The
word ‘Vulcan’ keeps cropping up in our research into Bolton’s pubs. The name
still exists at the Vulcan on Junction Road, Deane and in Walkden at the Vulcan on
Bolton Road, but there aren’t many other examples of the name. WhatPub – not a
comprehensive list but a decent enough guide – lists just 12 in the whole of
the country.
The
name comes from the Roman god of fires, volcanoes and metalworking and with the
number of foundries and steelworks in the area it isn’t difficult to see why
variations have cropped up at a number of pubs in Bolton.

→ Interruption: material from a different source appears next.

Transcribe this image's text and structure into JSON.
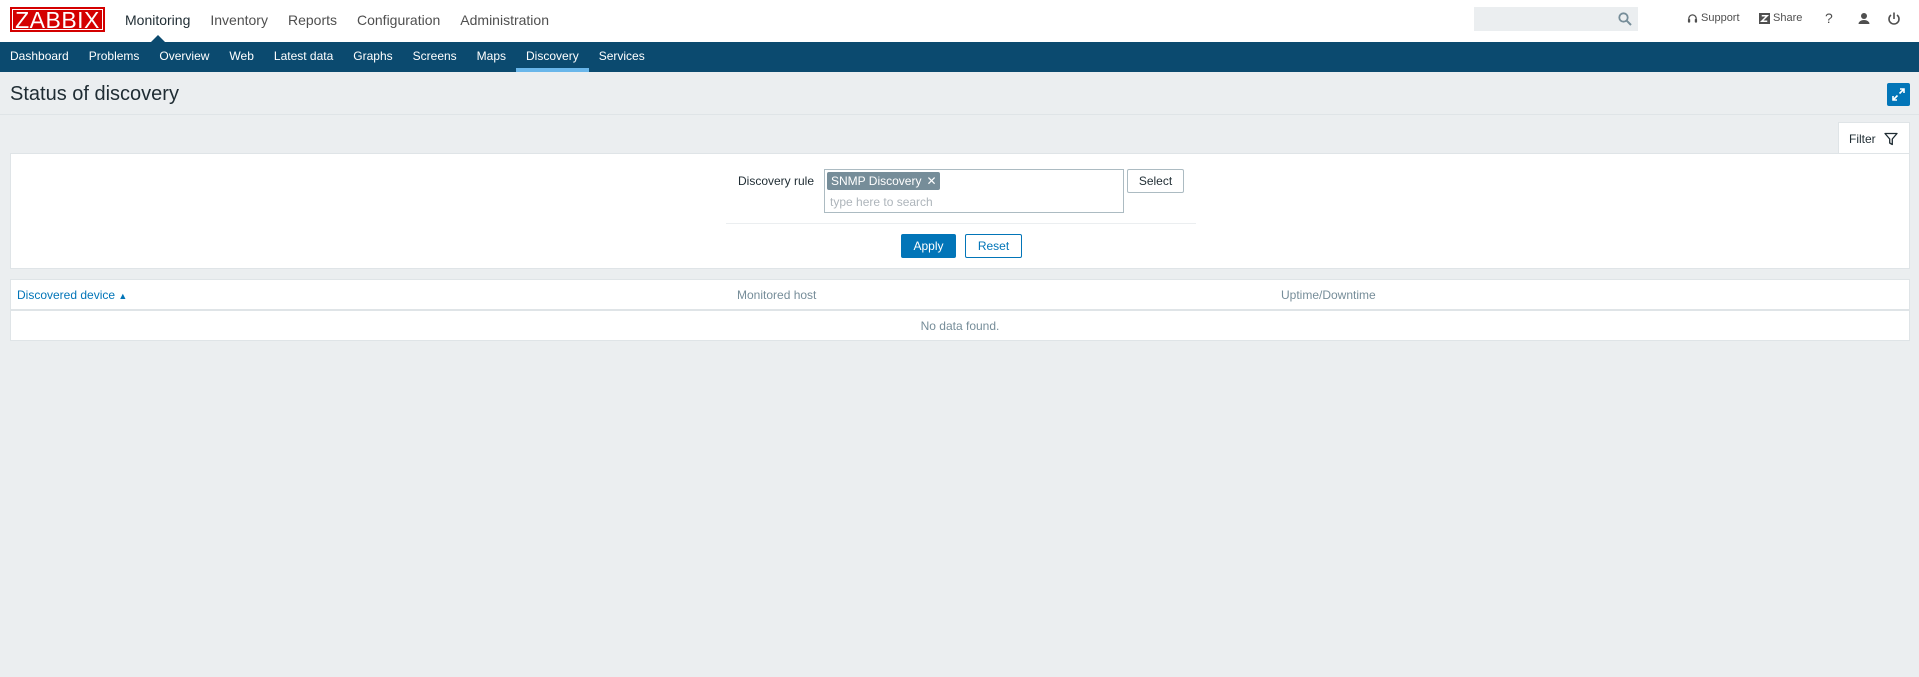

There was the Vulcan Inn on Derby Street, the Eagle and Vulcan on Folds Road, the Old Vulcan on
Croasdale Street and this, the Horse and Vulcan on Deane Road.
Edward
Kearsley was a butcher in Blackburn Street in 1841. By 1843 he is a beerhouse
keeper, also in Blackburn Street. It wasn’t unusual for premises to be used for
dual purposes and it is likely that Edward Kearsley was also serving beer at
his butcher’s shop.
Edward
Kearsley died in 1848 and the pub was taken over by his brother, Wright
Kearsley. Wright was a carrier living in Chancery Lane in 1841 and he carried
on in that trade even after he moved to the pub. It is entirely possible that
he named the pub the Horse and Vulcan, perhaps as a nod to his profession but also to the presence not far from the pub of the Union Foundry on Blackhorse
Street and the Soho Foundry on Crook Street, which later became Hick,
Hargreaves.
Wright
Kearsley eventually went back to being a courier. He left the Horse and Vulcan
in the late-1850s and by 1871 he was 60-years-old, working as a courier and
living in Kirk Street, the next street off Blackburn Street, as it still was.
Ellis
Boardman succeeded Wright Kearsley and spent over 15 years at the Horse and
Vulcan. A native of Deane and a former miner he moved to the pub along with his
wife Jane and was there until the mid-1870s.
Like
many pubs, the Horse and Vulcan brewed its own beer in the early days, but by
the end of the 19th century it was owned by a local brewery, Joseph
Sharman.
The
1905 Bolton Directory shows Walter Copple as the licensee. He married in to the
pub trade – his father-in-law ran the Mill Hill Tavern on Mill Hill Street –
and Walter would later go on to run the Swiss Hotel at Halliwell. But it was the
occupant in 1905 of number 57 Deane Road - the premises next door to the Horse
and Vulcan- that was to be key to the pub’s future. Joseph Foster had been
making his ‘running pumps’ since 1895 and his business was expanding. There is
no record as to what the catalyst was behind the Horse and Vulcan’s closure in
1912, but Joseph Foster was looking to expand his business. He bought the Horse
and Vulcan and opened what is believed to be the world’s first athletic shoes
factory in the enlarged premises.
The
former Horse and Vulcan is pictured here as part of the enlarged Joseph Foster
premises, the Olympic works, shortly before it was demolished in 1966 to make
way for the Bolton Institute Of Technology. It was situated on Deane Road in
the block between Ebenezer Street and John Street.